Figure 1. Continuous exposure to BPA inhibits triglyceride accumulation in differentiating hASCs.

(A) hASCs were grown to confluency (Day 0) and induced to differentiate with an optimised adipocyte differentiation medium in the presence of 80 µM BPA throughout differentiation. On days 5, 8 and 14 cultures were fixed and subjected to flourescence microscopy. Merged images of lipid droplets (green) and nuclei (blue) were analyzed by image cytometric software. Data generated from (A) was expressed as adipogenic differentiation (B), and triyzaglyceride accumulation (C).

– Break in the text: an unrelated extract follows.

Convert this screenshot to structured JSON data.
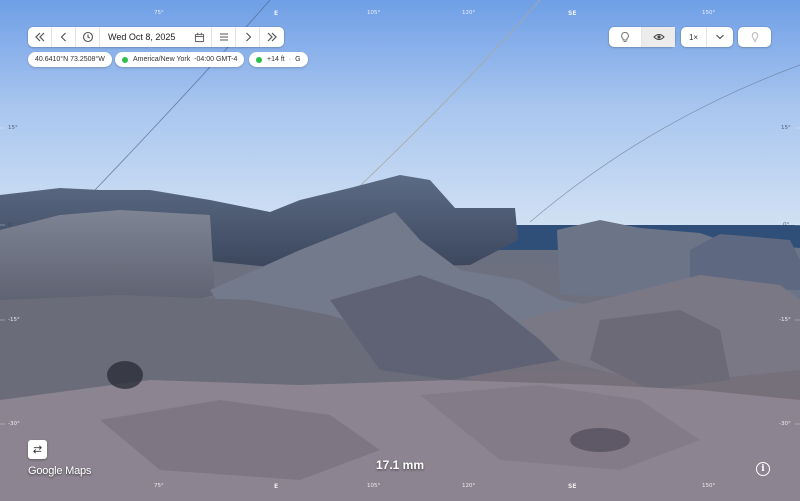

Data are expressed as mean ±SD (3 independent experiments, >500 cells were analyzed for each experiment). * p<0.05, n.s. is p>0.05 (BPA vs. vehicle). hASCs were grown to confluency (Day 0) and induced to differentiate with adipocyte differentiation media in the presence of 0.8 µM and 8 µM BPA throughout differentiation. On day 14 cultures were fixed and subject to flourescent microscopy. Merged images of lipid droplets (green) and nuclei (blue) were analyzed by image cytometric software. Data generated from image cytometry was expressed as adipogenic differentiation (D), and triglyceride accumulation (E). (F) hASCs were induced to differentiate in the presence of vehicle or BPA (80 µM). On day 14 of differentiation cell viability was evaluated by MTT assay. (G) hASCs were induced to differentiate in the presence of vehicle or BPA (80 µM). On day 14 culture supernatant were collected and assessed for the presence of glycerol. Data are expressed as means ± SD (n = 3 independent experiments performed in triplicate) ** is p<0.005 (treatment vs Day 0).